If you want to run faster, speed workouts will set you striding in the right direction. Speed workouts can help runners of all levels and backgrounds cut their race performance times. There are almost as many speed workouts and theories on running faster as there are runners, but there are a few common free speed training routines you can follow and personalize to suit your fitness level and running goals.
Interval Training
Intervals -- doing intense, short bursts of speed alternating with periods of rest -- are a popular way to improve your running speed.
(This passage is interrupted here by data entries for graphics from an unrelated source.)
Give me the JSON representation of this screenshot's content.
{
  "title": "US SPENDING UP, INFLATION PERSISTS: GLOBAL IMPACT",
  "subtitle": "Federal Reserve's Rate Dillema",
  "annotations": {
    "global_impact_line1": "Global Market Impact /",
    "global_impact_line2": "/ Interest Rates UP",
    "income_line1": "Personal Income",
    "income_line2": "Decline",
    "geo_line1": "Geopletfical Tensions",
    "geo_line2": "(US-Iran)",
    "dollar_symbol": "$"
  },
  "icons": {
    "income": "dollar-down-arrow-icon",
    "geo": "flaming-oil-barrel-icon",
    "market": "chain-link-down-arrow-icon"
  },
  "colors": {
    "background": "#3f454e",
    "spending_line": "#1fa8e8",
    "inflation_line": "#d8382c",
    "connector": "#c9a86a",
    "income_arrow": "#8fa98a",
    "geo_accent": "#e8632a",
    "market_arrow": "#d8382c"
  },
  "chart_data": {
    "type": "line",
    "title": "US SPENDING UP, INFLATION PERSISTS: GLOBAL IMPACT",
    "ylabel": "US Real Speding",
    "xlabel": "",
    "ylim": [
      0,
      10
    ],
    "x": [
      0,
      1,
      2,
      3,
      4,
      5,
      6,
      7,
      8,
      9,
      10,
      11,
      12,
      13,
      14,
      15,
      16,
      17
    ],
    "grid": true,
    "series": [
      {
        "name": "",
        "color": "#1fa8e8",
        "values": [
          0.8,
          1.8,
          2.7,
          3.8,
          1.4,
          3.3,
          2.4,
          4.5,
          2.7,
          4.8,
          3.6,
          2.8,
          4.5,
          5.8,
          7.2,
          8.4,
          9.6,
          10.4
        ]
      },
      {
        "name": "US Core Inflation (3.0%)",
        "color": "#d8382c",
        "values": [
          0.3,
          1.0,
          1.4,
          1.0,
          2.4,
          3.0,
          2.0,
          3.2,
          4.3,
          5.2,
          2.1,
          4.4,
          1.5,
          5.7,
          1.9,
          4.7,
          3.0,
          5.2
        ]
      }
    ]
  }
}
The exact distance of your intervals will vary depending on how far you usually run and your training goals. A general guideline is to rest for twice as long as your intervals, advises the Runner's Resource. So if you are running five, 400-m intervals at 80 seconds each, your rest periods should be about two minutes and 40 seconds each. You can either walk or jog slowly during your recovery periods.
Tempo Runs
Another way to build your speed and accustom your body to performing when it is tired is to do tempo runs. A tempo run is relatively simple as it just requires you to run faster than your usual, relaxed training pace. The website Cool Running advises running at about your 10K race pace for a tempo run. A tempo run helps your body improve your breathing and running efficiency, as the continued effort at a faster pace prepares your body for racing.
Fartleks
Doing fartleks -- Swedish for "speed play" -- is another way to improve your running speed. Fartleks are similar to intervals because they involve intense bursts of speed, but they are less regimented than intervals and span shorter distances. Runners of all abilities can incorporate fartleks into a regular-paced training run by speeding up to sprint for anywhere from 20 seconds to a minute, advises running coach Greg McMillan, in "The New York Times."
Considerations
When planning a speed routine, you can tailor the program to your running level and fitness goals. If you are training for your first 5K race, for instance, doing one speed workout of 400-m intervals a week may help you meet your goals. If you are an experienced marathoner, however, you may want to do two to three speed training sessions a week, completing longer intervals for each workout. If you are just starting out running, your should get at least a steady month of base training runs under your belt before adding speed workouts to your routine.